Last week I highlighted just how horrid the Euro Stoxx Bank Index has traded, frankly for a decade,
but I think it is also worth noting that the OG when it comes to bank stock horror show is of course Japan, whose Topix Bank Index has never recovered zero interest rates and eternal QE, and like the SX7E has lost more than 85% of its value since those monetary politics were put in place in the early 1990s:
So I am really not sure what is ultimately going to be so different about our banks when you consider the near impossibility of our Fed ever raising rates again, as many think we are in a permanent MMT world (modern monetary theory), a world where we just continually print money to continue to devalue out debts. I have no idea how or when this ends, but it is not going to end well.
Back to the U.S. banks, its worth noting that every major U.S. bank CEO has done their part to tell a positive story about how they are working with the Fed to get money to small businesses and individuals as part of the relief bills passed last month, but noticeably absent has been JPM CEO Jamie Dimon who is recovering from an emergency hear condition. It’s a shame he has not been able to help set the narrative as he has earned the respect of his peers and policymakers in Washington as a guy who is willing to speak his mind and put his money where his mouth is.
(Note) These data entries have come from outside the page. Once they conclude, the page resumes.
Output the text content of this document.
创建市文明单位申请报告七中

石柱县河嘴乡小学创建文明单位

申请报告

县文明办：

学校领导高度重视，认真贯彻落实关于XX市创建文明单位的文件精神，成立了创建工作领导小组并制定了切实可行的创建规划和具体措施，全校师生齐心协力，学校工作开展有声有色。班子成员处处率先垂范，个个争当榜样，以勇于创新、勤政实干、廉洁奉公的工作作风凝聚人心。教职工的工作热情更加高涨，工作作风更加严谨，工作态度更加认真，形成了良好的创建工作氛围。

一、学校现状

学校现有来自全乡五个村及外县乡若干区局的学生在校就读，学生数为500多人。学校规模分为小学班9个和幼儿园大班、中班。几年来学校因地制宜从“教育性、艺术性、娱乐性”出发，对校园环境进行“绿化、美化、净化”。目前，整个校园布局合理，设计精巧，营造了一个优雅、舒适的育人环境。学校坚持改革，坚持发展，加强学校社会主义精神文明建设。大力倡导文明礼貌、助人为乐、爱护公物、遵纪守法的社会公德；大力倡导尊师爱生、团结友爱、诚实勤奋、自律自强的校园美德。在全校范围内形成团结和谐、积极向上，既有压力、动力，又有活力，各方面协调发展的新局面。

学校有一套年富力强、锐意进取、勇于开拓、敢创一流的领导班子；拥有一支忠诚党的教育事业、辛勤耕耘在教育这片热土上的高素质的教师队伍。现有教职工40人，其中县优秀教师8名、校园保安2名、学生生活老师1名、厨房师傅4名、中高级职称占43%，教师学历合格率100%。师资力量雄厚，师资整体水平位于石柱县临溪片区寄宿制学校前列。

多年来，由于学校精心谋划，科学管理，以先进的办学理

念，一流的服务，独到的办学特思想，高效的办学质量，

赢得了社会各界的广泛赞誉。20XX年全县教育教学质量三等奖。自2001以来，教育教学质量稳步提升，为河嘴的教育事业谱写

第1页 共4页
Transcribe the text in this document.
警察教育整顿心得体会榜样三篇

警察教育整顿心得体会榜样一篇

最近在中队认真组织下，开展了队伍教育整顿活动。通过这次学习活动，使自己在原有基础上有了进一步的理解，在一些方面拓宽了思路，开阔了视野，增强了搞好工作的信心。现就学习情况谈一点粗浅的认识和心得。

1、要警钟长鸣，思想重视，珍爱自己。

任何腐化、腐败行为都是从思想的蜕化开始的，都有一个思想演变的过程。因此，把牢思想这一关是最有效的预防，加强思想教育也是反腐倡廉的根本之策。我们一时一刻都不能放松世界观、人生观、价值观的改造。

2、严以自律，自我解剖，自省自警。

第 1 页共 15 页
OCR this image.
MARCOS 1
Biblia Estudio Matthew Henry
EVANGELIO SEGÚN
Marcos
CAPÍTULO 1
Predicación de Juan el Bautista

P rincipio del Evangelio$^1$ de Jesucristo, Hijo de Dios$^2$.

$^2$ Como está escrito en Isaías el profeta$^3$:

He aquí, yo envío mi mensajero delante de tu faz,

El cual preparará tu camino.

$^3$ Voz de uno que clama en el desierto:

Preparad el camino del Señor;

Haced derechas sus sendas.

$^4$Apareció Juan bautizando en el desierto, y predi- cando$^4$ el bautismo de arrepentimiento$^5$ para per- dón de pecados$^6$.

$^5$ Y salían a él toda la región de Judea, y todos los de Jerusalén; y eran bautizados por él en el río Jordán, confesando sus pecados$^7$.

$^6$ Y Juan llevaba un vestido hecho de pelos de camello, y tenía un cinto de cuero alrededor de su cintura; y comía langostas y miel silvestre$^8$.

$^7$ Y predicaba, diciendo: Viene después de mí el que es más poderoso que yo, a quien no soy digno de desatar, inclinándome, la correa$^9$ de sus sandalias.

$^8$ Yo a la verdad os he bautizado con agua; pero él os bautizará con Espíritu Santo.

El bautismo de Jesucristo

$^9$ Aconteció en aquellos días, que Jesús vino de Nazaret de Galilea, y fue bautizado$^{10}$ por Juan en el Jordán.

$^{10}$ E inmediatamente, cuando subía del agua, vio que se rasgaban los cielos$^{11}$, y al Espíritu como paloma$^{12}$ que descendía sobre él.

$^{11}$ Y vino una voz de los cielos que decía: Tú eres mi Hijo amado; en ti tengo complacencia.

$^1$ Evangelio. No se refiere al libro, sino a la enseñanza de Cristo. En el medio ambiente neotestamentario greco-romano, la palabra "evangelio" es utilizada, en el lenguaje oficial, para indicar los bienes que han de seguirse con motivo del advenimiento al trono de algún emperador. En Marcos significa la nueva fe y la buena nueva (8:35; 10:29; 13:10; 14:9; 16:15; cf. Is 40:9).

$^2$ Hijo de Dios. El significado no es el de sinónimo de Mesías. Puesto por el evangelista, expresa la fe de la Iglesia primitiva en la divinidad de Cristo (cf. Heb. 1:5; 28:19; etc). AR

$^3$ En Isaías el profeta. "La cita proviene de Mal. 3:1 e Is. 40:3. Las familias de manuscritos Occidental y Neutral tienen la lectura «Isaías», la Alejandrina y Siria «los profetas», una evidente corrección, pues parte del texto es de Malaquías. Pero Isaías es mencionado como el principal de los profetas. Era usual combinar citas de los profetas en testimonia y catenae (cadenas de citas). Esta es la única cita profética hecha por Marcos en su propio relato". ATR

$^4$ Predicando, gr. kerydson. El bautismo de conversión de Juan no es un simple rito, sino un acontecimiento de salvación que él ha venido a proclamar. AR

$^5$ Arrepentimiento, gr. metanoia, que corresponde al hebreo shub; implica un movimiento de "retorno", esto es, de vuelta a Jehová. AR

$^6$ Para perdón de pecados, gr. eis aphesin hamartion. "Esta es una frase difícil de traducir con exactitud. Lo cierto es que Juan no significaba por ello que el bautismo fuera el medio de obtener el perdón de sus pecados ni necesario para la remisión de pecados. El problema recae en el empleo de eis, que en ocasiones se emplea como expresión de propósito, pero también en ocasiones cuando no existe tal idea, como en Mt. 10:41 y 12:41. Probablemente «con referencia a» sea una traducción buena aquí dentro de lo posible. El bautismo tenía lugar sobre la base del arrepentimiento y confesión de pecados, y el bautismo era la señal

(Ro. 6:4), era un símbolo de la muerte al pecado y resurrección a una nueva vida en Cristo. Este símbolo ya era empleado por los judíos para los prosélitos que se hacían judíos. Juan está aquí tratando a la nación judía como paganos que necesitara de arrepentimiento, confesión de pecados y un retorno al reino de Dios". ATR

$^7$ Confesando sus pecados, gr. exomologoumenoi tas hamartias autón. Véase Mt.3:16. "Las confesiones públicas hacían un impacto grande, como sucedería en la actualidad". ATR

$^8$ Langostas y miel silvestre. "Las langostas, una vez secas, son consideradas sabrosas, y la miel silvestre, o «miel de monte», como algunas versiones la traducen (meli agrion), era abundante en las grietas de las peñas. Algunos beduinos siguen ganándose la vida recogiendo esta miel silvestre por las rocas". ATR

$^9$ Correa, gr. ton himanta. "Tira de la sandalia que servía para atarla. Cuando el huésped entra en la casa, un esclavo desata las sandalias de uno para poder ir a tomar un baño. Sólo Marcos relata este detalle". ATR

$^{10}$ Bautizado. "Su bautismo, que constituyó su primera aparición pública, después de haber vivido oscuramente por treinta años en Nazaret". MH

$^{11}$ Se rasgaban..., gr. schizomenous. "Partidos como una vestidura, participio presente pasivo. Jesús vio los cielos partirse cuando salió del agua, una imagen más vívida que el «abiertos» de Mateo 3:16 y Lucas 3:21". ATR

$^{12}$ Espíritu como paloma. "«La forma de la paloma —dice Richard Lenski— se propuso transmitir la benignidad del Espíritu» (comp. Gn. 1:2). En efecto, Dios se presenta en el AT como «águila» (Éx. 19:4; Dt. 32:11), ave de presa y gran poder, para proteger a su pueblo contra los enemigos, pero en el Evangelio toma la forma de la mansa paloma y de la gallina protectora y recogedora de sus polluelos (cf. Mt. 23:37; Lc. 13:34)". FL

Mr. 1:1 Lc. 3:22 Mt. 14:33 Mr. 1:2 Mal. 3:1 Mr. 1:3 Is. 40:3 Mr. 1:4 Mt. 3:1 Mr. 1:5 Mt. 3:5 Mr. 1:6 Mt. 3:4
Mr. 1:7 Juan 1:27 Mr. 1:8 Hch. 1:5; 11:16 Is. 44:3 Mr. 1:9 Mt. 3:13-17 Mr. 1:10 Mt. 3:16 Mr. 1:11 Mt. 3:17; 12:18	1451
Shares of JPM are massively outperforming the broad market and many peers today, up 8.5% as I write, but interestingly having hit technical resistance at the lows from last summer. While the stock is down 27% from its all-time highs made on Jan 3rd, it is worth noting that the stock did top out on the first trading day of the year, and that the move from its breakout at $120 to its highs at $140 was entirely the result of Fed adding serious liquidity by way of the three 25 basis point rates cuts starting in July and the start of “repo operations” in Sept which was essentially QE with the Fed buying $80 billion a month of fixed income assets. It will be interesting to see if JPM can try to get above near-term resistance and make a run at $120:
So what’s the trade? Well, I am nothing if not stubborn…
If I were looking to take one more crack at the XLF, I might consider moving the time horizon out to May, and obviously move the strikes up…
Bearish Trade Idea: XLF ($23.25) Buy to open May 23 – 19 put spread for $1
-Buy to open 1 may 23 put for 1.40
-Sell to open 1 May 19 put at 40 cents
Break-even on May expiration:
Profits of up to 3 between 22 and 19 with max gain of 3 at 19 or lower.
Losses of up to 1 between 22 and 23 with max loss of 1 at 23 or higher.
Rationale: this trade idea risks 4.3% of the etf price over the next five weeks and offers a potential payout of 13% of the etf price if the XLF is trading down 18% where it was a week ago.